My first sip was full of flavour. Very hoppy. It has a slightly bitter aftertaste that does not detract from the overall experience. I thought tasted more like an ale than a pilsner. I can imagine this being a very popular pub drink. After the first few sips, I was a bit unsure about drinking it. But the distinctive taste grew on me and I really enjoyed it by the end.

Saturday, April 9, 2011

Castle Lager

I decided to venture away from Europe for today's brew. Castle Lager is made in South Africa. It claims to be "The Premium South African Lager", and "Brewed in Perfect Balance". This are mighty big claims, and we'll see how it fares in the taste test.

It comes in a 440mL gold-coloured can, with an alcohol content of 5% by volume. It also has a best-before date, which I am glad had not expired yet. Today is April 9, and it is best before July 21.

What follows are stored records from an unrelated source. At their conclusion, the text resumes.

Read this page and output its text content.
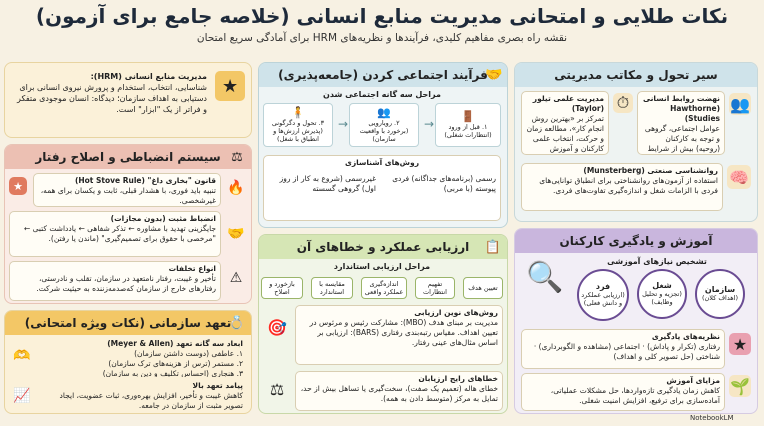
نکات طلایی و امتحانی مدیریت منابع انسانی (خلاصه جامع برای آزمون)
نقشه راه بصری مفاهیم کلیدی، فرآیندها و نظریه‌های HRM برای آمادگی سریع امتحان
سیر تحول و مکاتب مدیریتی
👥
نهضت روابط انسانی (Hawthorne Studies)
عوامل اجتماعی، گروهی و توجه به کارکنان (روحیه) بیش از شرایط
⏱
مدیریت علمی تیلور (Taylor)
تمرکز بر «بهترین روش انجام کار»، مطالعه زمان و حرکت، انتخاب علمی کارکنان و آموزش
🧠
روانشناسی صنعتی (Munsterberg)
استفاده از آزمون‌های روانشناختی برای انطباق توانایی‌های فردی با الزامات شغل و اندازه‌گیری تفاوت‌های فردی.
آموزش و یادگیری کارکنان
🔍	تشخیص نیازهای آموزشی
سازمان
(اهداف کلان)
شغل
(تجزیه و تحلیل وظایف)
فرد
(ارزیابی عملکرد و دانش فعلی)
★
نظریه‌های یادگیری
رفتاری (تکرار و پاداش) · اجتماعی (مشاهده و الگوبرداری) · شناختی (حل تصویر کلی و اهداف)
🌱
مزایای آموزش
کاهش زمان یادگیری تازه‌واردها، حل مشکلات عملیاتی، آماده‌سازی برای ترفیع، افزایش امنیت شغلی.
فرآیند اجتماعی کردن (جامعه‌پذیری)
🤝
مراحل سه گانه اجتماعی شدن
🚪
۱. قبل از ورود
(انتظارات شغلی)
→
👥
۲. رویارویی
(برخورد با واقعیت سازمان)
→
🧍
۳. تحول و دگرگونی
(پذیرش ارزش‌ها و انطباق با شغل)
روش‌های آشناسازی
رسمی (برنامه‌های جداگانه) فردی پیوسته (با مربی)
غیررسمی (شروع به کار از روز اول) گروهی گسسته
ارزیابی عملکرد و خطاهای آن	📋
مراحل ارزیابی استاندارد
تعیین هدف
تفهیم انتظارات
اندازه‌گیری عملکرد واقعی
مقایسه با استاندارد
بازخورد و اصلاح
🎯
روش‌های نوین ارزیابی
مدیریت بر مبنای هدف (MBO): مشارکت رئیس و مرئوس در تعیین اهداف. مقیاس رتبه‌بندی رفتاری (BARS): ارزیابی بر اساس مثال‌های عینی رفتار.
⚖
خطاهای رایج ارزیابان
خطای هاله (تعمیم یک صفت)، سخت‌گیری یا تساهل بیش از حد، تمایل به مرکز (متوسط دادن به همه).
★
مدیریت منابع انسانی (HRM):
شناسایی، انتخاب، استخدام و پرورش نیروی انسانی برای دستیابی به اهداف سازمان؛ دیدگاه: انسان موجودی متفکر و فراتر از یک "ابزار" است.
سیستم انضباطی و اصلاح رفتار ⚖
🔥
قانون "بخاری داغ" (Hot Stove Rule)
تنبیه باید فوری، با هشدار قبلی، ثابت و یکسان برای همه، غیرشخصی.
★
🤝
انضباط مثبت (بدون مجازات)
جایگزینی تهدید با مشاوره ← تذکر شفاهی ← یادداشت کتبی ← "مرخصی با حقوق برای تصمیم‌گیری" (ماندن یا رفتن).
⚠
انواع تخلفات
تأخیر و غیبت، رفتار نامتعهد در سازمان، تقلب و نادرستی، رفتارهای خارج از سازمان که‌صدمه‌زننده به حیثیت شرکت.
تعهد سازمانی (نکات ویژه امتحانی)
💍
🫶
ابعاد سه گانه تعهد (Meyer & Allen)
۱. عاطفی (دوست داشتن سازمان)
۲. مستمر (ترس از هزینه‌های ترک سازمان)
۳. هنجاری (احساس تکلیف و دین به سازمان)
📈
پیامد تعهد بالا
کاهش غیبت و تأخیر، افزایش بهره‌وری، ثبات عضویت، ایجاد تصویر مثبت از سازمان در جامعه.
NotebookLM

When I poured it into my glass, it generated a nice head. Not too thick. The smell coming from the can was also promising. Lots of bubbles coming up from the bottom of the glass. Then it was time for my first taste. I'd call it so-so. It was definitely a large improvement from my fiasco with Leffe. It almost tasted like a domestic beer. I could definitely see myself on a hot summer's day on the patio drinking one of these while soaking up the rays. And knowing that it comes from South Africa, that very well may be their intention. :)

It definitely does not have a hoppy taste. In fact, I'd say it's on par with most lagers for its weak taste. And after the first few sips, you can barely taste anything at all. Unfortunately it does have a slightly metallic aftertaste, most probably from the can. I'm not sure if I would buy this beer again due to the aftertaste. If it wasn't for that, I would definitely put it on my "hot sunny day" list.

Wednesday, April 6, 2011

Leffe Blonde

This beer comes in a 330mL, slightly amber tinted, bottle. It says "strong beer" on the label, and is 6.6%/vol. I'd agree that qualifies it as strong.

It was fairly easy to pour. The head formed with big bubbles. From what I understand, this is usually a sign of artificial carbonization. The head didn't last very long either, disappearing in about 2 minutes.

My reaction from my first sip was not a positive one. It has a very distinctive taste, and one that lingers for a long time. Very hoppy, which is odd because I usually like hoppy beers. I felt dread each time I put the glass up to my lips, and the feeling didn't pass until the glass was empty. If you want to get drunk fast on expensive beer, this is the way to do it.

Monday, April 4, 2011

Erdinger Weißbrau Dunkel

Before I begin, I must apologize to any beer aficionados that my opinions are based upon my own uneducated observations. I am also aware that I do not have the correct beer glassware, having only (high quality) beer flutes available instead of glassware appropriate to the type of beer being drunk.

That said, on with the review:

This German wheat beer comes in a 500mL amber-coloured bottle. The alcohol content on it is a healthy 5.6%/vol. Not enough to call it a strong beer, but definitely not on the light side.

My first reaction after pouring my first glass of this beer was that it looked like a German knock-off of Guinness. But the similarities end there. It is a dark beer and has a lot of head (when poured improperly as I did). But it doesn't have same bitterness that Guinness has, and a little bit of light manages to make its way through the dark brew.

Its taste is clean and slightly sweet, and actually a bit on the weak side. For a wheat beer, I was pleasantly surprised to discover that it didn't have any citrusy flavours added (after a bit of research, I discovered that adding citrus to german wheat beers is typically not done.) It has a very subtle malty aftertaste, that is not overpowering and quite pleasant.

The taste certainly grows on you. After each sip, I appreciated its initially weak flavour a little bit more. I'm actually disappointed that this is the first beer I reviewed, since that means I probably won't have another bottle of it for quite some time.

A new beginning...

It has been a while since my last blog post. And while I'd like to say nothing much happened since, in reality quite the opposite has been true.

Bean has been growing steadily, and slowly taking over my life. I've heard that babies do this, so it hasn't come as a big shock to me.

My marathon training has been kicked into high gear. I'm now poised to crush my PB time come Fargo Marathon.

And lastly, our basement has been renovated and we now have a kickass man-cave, complete with a well-stocked bar. And I decided to take this opportunity to re-invent my blog as a beer blog. I will be periodically (attempt for 3x per week) testing a different beer from around the world and writing up what I think about it. My first post will be about Erdinger Weissbrau Dunkel.